Please help optimize my sql server code

I have a table with the columns: Id, time, value.

First step: Given input parameters as signal id, start time and end time, I want to first extract rows with the the signal id and time is between start time and end time.

Second: Assume I have selected 100 rows in the first step. Given another input parameter which is max_num, I want to further select max_num samples out of 100 rows but in a uniform manner. For example, if max_num is set to 10, then I will select 1, 11, 21, .. 91 rows out of 100 rows.

I am not sure if the stored procedure below is optimal, if you find any inefficiencies of the code, please point that out to me and give some suggestion.

Please let me know if I didn't make the question clear.
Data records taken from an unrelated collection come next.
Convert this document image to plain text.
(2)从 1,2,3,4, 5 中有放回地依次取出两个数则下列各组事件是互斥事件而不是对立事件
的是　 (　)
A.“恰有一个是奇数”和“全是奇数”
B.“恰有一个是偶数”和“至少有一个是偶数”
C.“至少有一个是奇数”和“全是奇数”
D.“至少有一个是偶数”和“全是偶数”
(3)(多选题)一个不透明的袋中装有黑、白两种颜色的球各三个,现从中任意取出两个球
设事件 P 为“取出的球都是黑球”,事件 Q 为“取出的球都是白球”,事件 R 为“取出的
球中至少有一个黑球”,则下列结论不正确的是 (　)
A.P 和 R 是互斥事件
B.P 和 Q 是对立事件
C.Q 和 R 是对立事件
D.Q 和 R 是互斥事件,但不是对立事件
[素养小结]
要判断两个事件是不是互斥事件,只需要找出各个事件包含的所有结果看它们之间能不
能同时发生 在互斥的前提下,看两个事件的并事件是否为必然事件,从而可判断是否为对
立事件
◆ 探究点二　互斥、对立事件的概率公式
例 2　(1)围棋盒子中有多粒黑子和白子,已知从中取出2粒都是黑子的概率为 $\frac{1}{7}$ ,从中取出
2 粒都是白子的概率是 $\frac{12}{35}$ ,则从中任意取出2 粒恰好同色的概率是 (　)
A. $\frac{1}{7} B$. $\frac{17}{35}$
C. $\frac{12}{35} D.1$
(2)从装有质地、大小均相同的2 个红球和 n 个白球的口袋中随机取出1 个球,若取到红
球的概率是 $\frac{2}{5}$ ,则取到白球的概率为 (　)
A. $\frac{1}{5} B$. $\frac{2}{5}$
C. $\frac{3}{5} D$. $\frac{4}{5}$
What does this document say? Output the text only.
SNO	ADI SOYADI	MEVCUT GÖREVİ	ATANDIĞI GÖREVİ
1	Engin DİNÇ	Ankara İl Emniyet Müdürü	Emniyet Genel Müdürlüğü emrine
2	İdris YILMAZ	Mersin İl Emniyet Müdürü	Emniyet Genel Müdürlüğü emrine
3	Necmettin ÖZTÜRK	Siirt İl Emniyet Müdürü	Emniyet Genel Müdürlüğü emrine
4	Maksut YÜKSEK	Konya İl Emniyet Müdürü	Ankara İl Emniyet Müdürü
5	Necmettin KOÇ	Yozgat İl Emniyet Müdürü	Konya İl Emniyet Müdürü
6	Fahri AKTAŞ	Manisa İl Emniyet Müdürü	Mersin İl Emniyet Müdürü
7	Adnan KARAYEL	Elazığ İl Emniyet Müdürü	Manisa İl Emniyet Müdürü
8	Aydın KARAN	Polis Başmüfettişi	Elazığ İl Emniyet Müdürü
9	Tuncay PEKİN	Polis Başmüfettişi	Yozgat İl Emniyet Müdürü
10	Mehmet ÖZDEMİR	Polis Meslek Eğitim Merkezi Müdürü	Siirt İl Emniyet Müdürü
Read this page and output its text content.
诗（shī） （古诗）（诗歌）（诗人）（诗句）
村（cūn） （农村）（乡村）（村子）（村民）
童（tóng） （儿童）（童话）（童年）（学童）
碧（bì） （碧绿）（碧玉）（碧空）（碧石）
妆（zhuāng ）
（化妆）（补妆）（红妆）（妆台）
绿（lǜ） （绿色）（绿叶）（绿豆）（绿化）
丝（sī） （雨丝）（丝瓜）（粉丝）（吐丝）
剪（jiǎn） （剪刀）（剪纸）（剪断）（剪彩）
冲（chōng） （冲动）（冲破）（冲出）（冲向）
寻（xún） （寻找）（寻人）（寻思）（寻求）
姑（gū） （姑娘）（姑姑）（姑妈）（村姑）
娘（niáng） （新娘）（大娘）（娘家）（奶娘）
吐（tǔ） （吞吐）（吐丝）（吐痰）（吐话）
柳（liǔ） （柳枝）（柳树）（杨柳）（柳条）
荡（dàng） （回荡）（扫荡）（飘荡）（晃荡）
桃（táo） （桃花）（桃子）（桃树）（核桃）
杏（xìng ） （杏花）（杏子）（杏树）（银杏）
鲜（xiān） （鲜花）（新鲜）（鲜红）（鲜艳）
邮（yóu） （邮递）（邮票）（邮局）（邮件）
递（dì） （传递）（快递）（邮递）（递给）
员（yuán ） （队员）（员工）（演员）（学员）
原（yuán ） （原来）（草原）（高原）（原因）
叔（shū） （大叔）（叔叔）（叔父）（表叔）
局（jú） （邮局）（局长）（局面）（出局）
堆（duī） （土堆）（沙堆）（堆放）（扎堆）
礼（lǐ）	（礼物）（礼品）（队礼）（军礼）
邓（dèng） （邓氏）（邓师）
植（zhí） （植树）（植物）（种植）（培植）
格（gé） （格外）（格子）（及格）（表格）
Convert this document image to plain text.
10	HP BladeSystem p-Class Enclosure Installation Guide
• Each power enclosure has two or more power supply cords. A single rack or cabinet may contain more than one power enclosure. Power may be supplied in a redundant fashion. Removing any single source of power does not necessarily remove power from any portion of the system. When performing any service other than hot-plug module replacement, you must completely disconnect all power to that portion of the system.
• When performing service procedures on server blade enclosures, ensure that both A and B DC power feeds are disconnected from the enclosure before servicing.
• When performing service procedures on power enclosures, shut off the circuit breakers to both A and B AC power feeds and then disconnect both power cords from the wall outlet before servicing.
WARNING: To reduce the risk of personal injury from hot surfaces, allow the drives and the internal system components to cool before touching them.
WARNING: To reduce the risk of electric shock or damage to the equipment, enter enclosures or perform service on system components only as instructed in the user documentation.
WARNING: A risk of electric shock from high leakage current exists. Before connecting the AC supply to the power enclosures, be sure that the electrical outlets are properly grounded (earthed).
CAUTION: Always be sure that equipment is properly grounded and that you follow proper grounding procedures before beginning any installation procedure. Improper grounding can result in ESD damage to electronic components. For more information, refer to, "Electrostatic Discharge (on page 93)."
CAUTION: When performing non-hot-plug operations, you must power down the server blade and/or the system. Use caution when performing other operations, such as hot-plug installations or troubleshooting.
create procedure data_selection
@sig_id bigint,
@start_time datetime2,
@end_time datetime2,
@max_num float
AS

BEGIN
declare @tot float
declare @step int
declare @selected table (id int primary key identity not null, Date datetime2, Value real)

// first step
insert into @selected (Date, Value) select Date, Value from Table
where Id = @sig_id
and Date > = @start_time and Date < = @end_time
order by Date

// second step
select @tot = count(1) from @selected
set @step = ceiling(@tot / @max_num)
select * from @selected
where id % @step = 1

END

Answer

EDITED to calculate step on the fly. I had first thought this was an argument.

;with data as (
    select row_number() over (order by [Date]) as rn, *
    from Table
    where Id = @sig_id and Date between @start_time and @end_time
), calc as (
    select cast(ceiling(max(rn) / @max_num) as int) as step from data
)
select * from data cross apply calc as c
where (rn - 1) % step = 0 --and rn <= (@max_num - 1) * step + 1

Or I guess you can just order/filter by your identity value as you already had it:

;with calc as (select cast(ceiling(max(rn) / @max_num) as int) as step from @selected)
select * from @selected cross apply calc as c
where (id - 1) % step = 0 --and id <= (@max_num - 1) * step + 1

I think that because you're rounding step up with ceiling you'll easily find scenarios where you get fewer rows than @max_num. You might want to round down instead: case when floor(max(rn) / @max_num) = 0 then 1 else floor(max(rn) / @max_num) end as step?